Pierre Dumont, directeur de laboratoire de biologie médicale, né de parents gascons (Aignan et Condom), résidant à Eauze et fondateur de l’association des Gascons de Paris, eut l’idée et la générosité de fonder le prix qui porte son nom et qui est étroitement associé à la Société archéologique du Gers, sous les auspices de laquelle il est décerné depuis près de cinquante ans.

 

Le premier lauréat fut Gilbert Sourbadère, natif de Gers, ancien élève de l’École normale d’Auch, professeur certifié au lycée du Garros à Auch, chargé du service éducatif des Archives départementales dans les années 1990, pour un mémoire de maîtrise d’Histoire sur Bernard-Adolphe Granier de Cassagnac. Le prix lui fut remis à l’hôtel de ville de Lectoure, le 31 mars 1974.

 

Premier lauréat, Gilbert Sourbadère allait prendre la suite de René Laffargue comme secrétaire et rapporteur du prix dont le jury est traditionnellement composé, autour du fondateur, de membres du bureau de la Société archéologique du Gers, désignés à tour de rôle.

 

Le fonds d'archives du Prix Dumont est conservé aux Archives départementales du Gers sous la cote 19 J. Il comprend plus de deux cents articles pour la période 1974-2020 et se compose des textes manuscrits, dactylographiés et imprimés des candidats au prix ; il constitue un ensemble intéressant dans les domaines de la littérature et de la poésie contemporaines, en langue française ou gasconne, et de la recherche historique, par les nombreux travaux universitaires recensés, provenant pour la plupart de l’Université de Toulouse-Le Mirail. Il n’est toutefois pas exhaustif, quelques candidats ayant demandé à reprendre leurs textes.

 

En février 2020, Gilbert Sourbadère a décidé de transmettre le flambeau à Laurent Mauras et lui a confié le secrétariat du Prix Dumont.
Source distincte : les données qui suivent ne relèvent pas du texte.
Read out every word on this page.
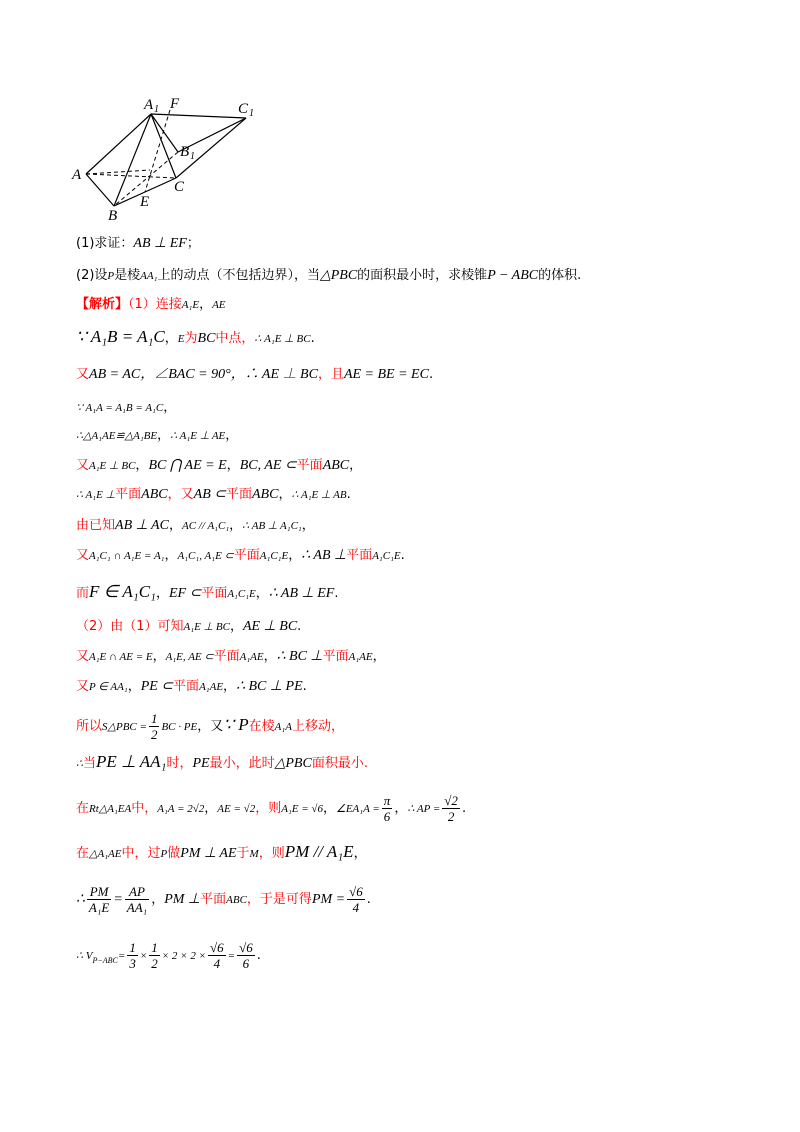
A 1 F	C 1
B 1
A
C
B
E
(1)求证：AB ⊥ EF；
(2)设P是棱AA₁上的动点（不包括边界），当△PBC的面积最小时，求棱锥P − ABC的体积.
【解析】（1）连接A₁E，AE
∵ A₁B = A₁C，E为BC中点，∴ A₁E ⊥ BC.
又AB = AC，∠BAC = 90°，∴ AE ⊥ BC，且AE = BE = EC.
∵ A₁A = A₁B = A₁C，
∴△A₁AE≌△A₁BE，∴ A₁E ⊥ AE，
又A₁E ⊥ BC，BC ⋂ AE = E，BC, AE ⊂平面ABC，
∴ A₁E ⊥平面ABC，又AB ⊂平面ABC，∴ A₁E ⊥ AB.
由已知AB ⊥ AC，AC // A₁C₁，∴ AB ⊥ A₁C₁，
又A₁C₁ ∩ A₁E = A₁，A₁C₁, A₁E ⊂平面A₁C₁E，∴ AB ⊥平面A₁C₁E.
而F ∈ A₁C₁，EF ⊂平面A₁C₁E，∴ AB ⊥ EF.
（2）由（1）可知A₁E ⊥ BC，AE ⊥ BC.
又A₁E ∩ AE = E，A₁E, AE ⊂平面A₁AE，∴ BC ⊥平面A₁AE，
又P ∈ AA₁，PE ⊂平面A₁AE，∴ BC ⊥ PE.
所以S△PBC = $\frac{1}{2}$ BC · PE，又∵ P在棱A₁A上移动，
∴当PE ⊥ AA₁时，PE最小，此时△PBC面积最小.
在Rt△A₁EA中，A₁A = 2√2，AE = √2，则A₁E = √6，∠EA₁A = $\frac{\pi}{6}$ ，∴ AP = $\frac{√2}{2}$ .
在△A₁AE中，过P做PM ⊥ AE于M，则PM // A₁E，
∴ $\frac{PM}{\text{A₁E}} = \frac{AP}{\text{AA₁}}$ ，PM ⊥平面ABC，于是可得PM = $\frac{√6}{4}$ .
∴ $V_{P-ABC}= \frac{1}{3} \times \frac{1}{2} \times 2 \times 2 \times \frac{√6}{4} = \frac{√6}{6}$ .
La Société archéologique du Gers organise cette année encore le Prix Pierre-Dumont, d’un montant de 300 €. Le concours est ouvert aux ouvrages de littérature (au sens large du terme) : récit, poèmes, roman,… Il est ouvert à tous, sans distinction d’âge. Il est souhaitable que les candidats remettent 2 exemplaires de l’ouvrage proposé. Ces ouvrages doivent être imprimés et obligatoirement porter le millésime 2023, 2024 ou même 2025. Seules sont admises à concourir les œuvres d’auteur d’origine gasconne et/ou directement inspirées par la Gascogne.

Lorsque l’ouvrage est écrit en langue gasconne, l’auteur doit présenter simultanément une traduction en langue française.

Les œuvres doivent être envoyées avant le 31 janvier 2025 à

Laurent Mauras,

785, route de Gavarret,

32390 Sainte-Christie.

Derniers lauréats

  • 2016 : Chantal Armagnac (Les couleurs de ma Gascogne)

  • 2017 : Jean-Philippe Zanco (Boué de Lapeyrère, 1852-1924, l'amiralissime gascon)

  • 2018 : Anaïs Comet ("Villages et bourgs de la Gascogne gersoise à la fin du Moyen Âge", thèse Histoire)

  • 2019 : ANACR 32 (Les femmes du Gers dans la Résistance)

  • 2020 : Paul d'Argaignon ("La condition juridique de la noblesse en Gascogne orientale sous l'Ancien Régime", thèse Histoire du droit)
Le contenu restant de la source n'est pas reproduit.